Time has lost it's meaning. I no longer measure it by seconds, minutes and hours but by the drag of a cigarette, the sip of a bottle and the thumping of my heart.
Those words you spoke with an eloquent devastation hang in my mind, fresh as an open wound. Together we bled the same lie, hoping in vain that the other wouldn't discover the hidden truth in our porcelain smiles.
I cannot shake that feeling from my bones, that hopeless gnawing at the muscle in my chest that you left me with. If only I were a man of metal and wires, then perhaps I could watch as the pangs of emotion bounced off my tempered shell.
Our love was a masquerade and we both hid behind the most intricate masks. Designed with sweeping curves of passion and mystique, they fulfilled their purpose beautifully. When the masquerade was over, and those expertly crafted masks fell to the floor, our hearts fell with them.

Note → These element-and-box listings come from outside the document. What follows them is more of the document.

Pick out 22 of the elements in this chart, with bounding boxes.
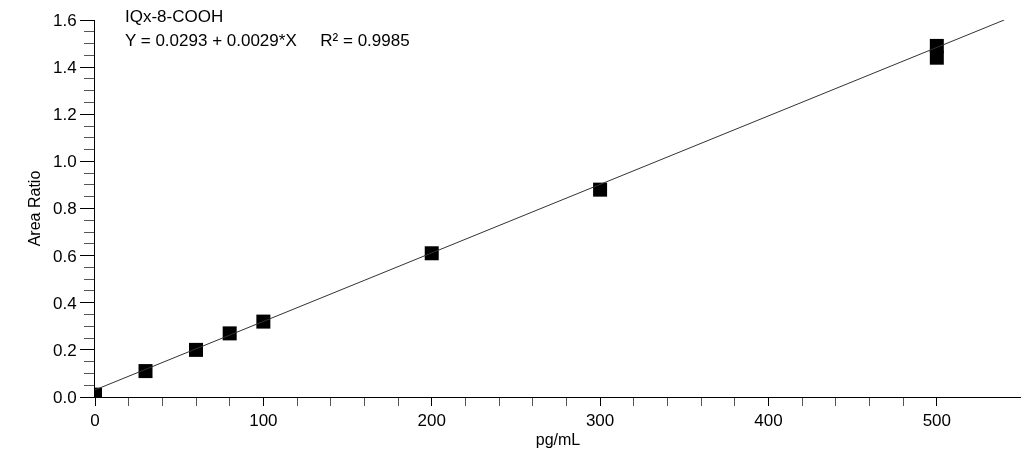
y-tick-label: 1.6	[52, 10, 77, 30]
y-tick-label: 1.4	[52, 58, 77, 78]
y-tick-label: 0.8	[52, 199, 77, 219]
point	[593, 182, 608, 197]
y-axis-title: Area Ratio	[25, 170, 43, 247]
x-tick-label: 200	[417, 411, 446, 431]
point	[256, 314, 271, 329]
y-tick-label: 0.4	[52, 293, 77, 313]
x-tick-label: 500	[922, 411, 952, 431]
y-tick-label: 0.2	[52, 340, 77, 360]
y-tick-label: 0.6	[52, 246, 77, 266]
x-tick-label: 100	[249, 411, 278, 431]
point	[222, 326, 237, 341]
y-tick-label: 0.0	[52, 387, 77, 407]
x-tick-label: 0	[90, 411, 100, 431]
x-tick-label: 300	[585, 411, 615, 431]
x-tick-label: 400	[754, 411, 783, 431]
x-axis-title: pg/mL	[535, 431, 581, 449]
annotation: IQx-8-COOH	[125, 7, 224, 26]
annotation: Y = 0.0293 + 0.0029*X R² = 0.9985	[125, 31, 410, 50]
y-tick-label: 1.2	[52, 105, 77, 125]
y-tick-label: 1.0	[52, 152, 77, 172]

"We both know where this is going." You said as we stood on the pier, watching the ocean dance before us. You were right, we'd known from the beginning. Ours was a love that never had a chance, a train heading full steam into a dead end. Then, with naught but a kiss on the cheek, you walked into the crowd and I was left with just the scent of you on my flesh.
Time used to mean something to us. Maybe because we knew inside that we were on stolen minutes. Those talks we had of the future, empty words and dreams, would take up so much time. Why did we waste it so? Perhaps we were such experts at deception that we fooled even ourselves.
If I saw you on the street, how would you react, I wonder? How would I react? Would there be an embrace, full of nostalgic memory? Maybe just a slight smile from the corner of our mouths, a nod to the stolen time we wasted together.